Which brings us to our second point: elected officials have the responsibility of dispassionate leadership. Unlike us, they can command a microphone at will. But unlike us, they can’t just let their animal spirits run free. And unlike us, they have to draw the line between correlation and causation. Those obligations were overlooked in Atlanta on Friday night. The narrative has been set and given the imprimatur of the President of the United States.
Of course, on the extreme other hand, Atlanta law enforcement did not help set the proper frame by describing the incident as the result of Long having a “bad day.”
Here’s why all this matters. If we’re going to be sincere and serious about racism, xenophobia and sexism in this country, we need to address it rigorously and factually.

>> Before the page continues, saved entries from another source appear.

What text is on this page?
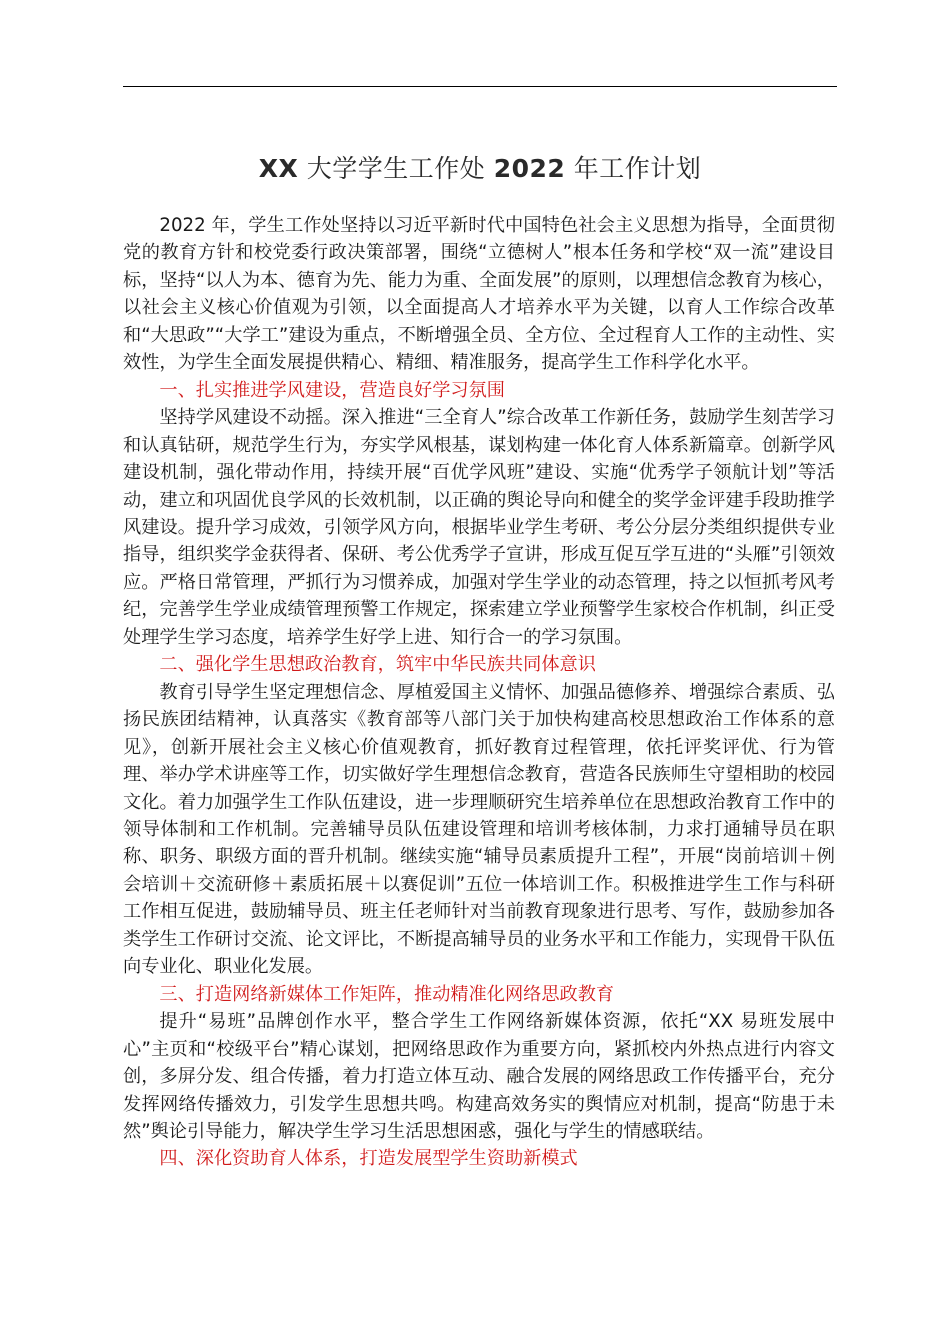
XX 大学学生工作处 2022 年工作计划

2022 年，学生工作处坚持以习近平新时代中国特色社会主义思想为指导，全面贯彻党的教育方针和校党委行政决策部署，围绕“立德树人”根本任务和学校“双一流”建设目标，坚持“以人为本、德育为先、能力为重、全面发展”的原则，以理想信念教育为核心，以社会主义核心价值观为引领，以全面提高人才培养水平为关键，以育人工作综合改革和“大思政”“大学工”建设为重点，不断增强全员、全方位、全过程育人工作的主动性、实效性，为学生全面发展提供精心、精细、精准服务，提高学生工作科学化水平。

一、扎实推进学风建设，营造良好学习氛围

坚持学风建设不动摇。深入推进“三全育人”综合改革工作新任务，鼓励学生刻苦学习和认真钻研，规范学生行为，夯实学风根基，谋划构建一体化育人体系新篇章。创新学风建设机制，强化带动作用，持续开展“百优学风班”建设、实施“优秀学子领航计划”等活动，建立和巩固优良学风的长效机制，以正确的舆论导向和健全的奖学金评建手段助推学风建设。提升学习成效，引领学风方向，根据毕业学生考研、考公分层分类组织提供专业指导，组织奖学金获得者、保研、考公优秀学子宣讲，形成互促互学互进的“头雁”引领效应。严格日常管理，严抓行为习惯养成，加强对学生学业的动态管理，持之以恒抓考风考纪，完善学生学业成绩管理预警工作规定，探索建立学业预警学生家校合作机制，纠正受处理学生学习态度，培养学生好学上进、知行合一的学习氛围。

二、强化学生思想政治教育，筑牢中华民族共同体意识

教育引导学生坚定理想信念、厚植爱国主义情怀、加强品德修养、增强综合素质、弘扬民族团结精神，认真落实《教育部等八部门关于加快构建高校思想政治工作体系的意见》，创新开展社会主义核心价值观教育，抓好教育过程管理，依托评奖评优、行为管理、举办学术讲座等工作，切实做好学生理想信念教育，营造各民族师生守望相助的校园文化。着力加强学生工作队伍建设，进一步理顺研究生培养单位在思想政治教育工作中的领导体制和工作机制。完善辅导员队伍建设管理和培训考核体制，力求打通辅导员在职称、职务、职级方面的晋升机制。继续实施“辅导员素质提升工程”，开展“岗前培训＋例会培训＋交流研修＋素质拓展＋以赛促训”五位一体培训工作。积极推进学生工作与科研工作相互促进，鼓励辅导员、班主任老师针对当前教育现象进行思考、写作，鼓励参加各类学生工作研讨交流、论文评比，不断提高辅导员的业务水平和工作能力，实现骨干队伍向专业化、职业化发展。

三、打造网络新媒体工作矩阵，推动精准化网络思政教育

提升“易班”品牌创作水平，整合学生工作网络新媒体资源，依托“XX 易班发展中心”主页和“校级平台”精心谋划，把网络思政作为重要方向，紧抓校内外热点进行内容文创，多屏分发、组合传播，着力打造立体互动、融合发展的网络思政工作传播平台，充分发挥网络传播效力，引发学生思想共鸣。构建高效务实的舆情应对机制，提高“防患于未然”舆论引导能力，解决学生学习生活思想困惑，强化与学生的情感联结。

四、深化资助育人体系，打造发展型学生资助新模式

Allowing the issue to expand beyond its factual boundaries — fed by innuendo, supposition and virtue-signaling — creates a social Petri dish where polarization thrives and healing is starved of its oxygen. In other words, we defeat the very purpose of the struggle against these social evils by corrupting the credibility of the narrative. Anybody remember the Tawana Brawley case?
I expect more of our elected officials. Leadership takes discipline, patience and judgment. None of those qualities were on display Friday in Atlanta.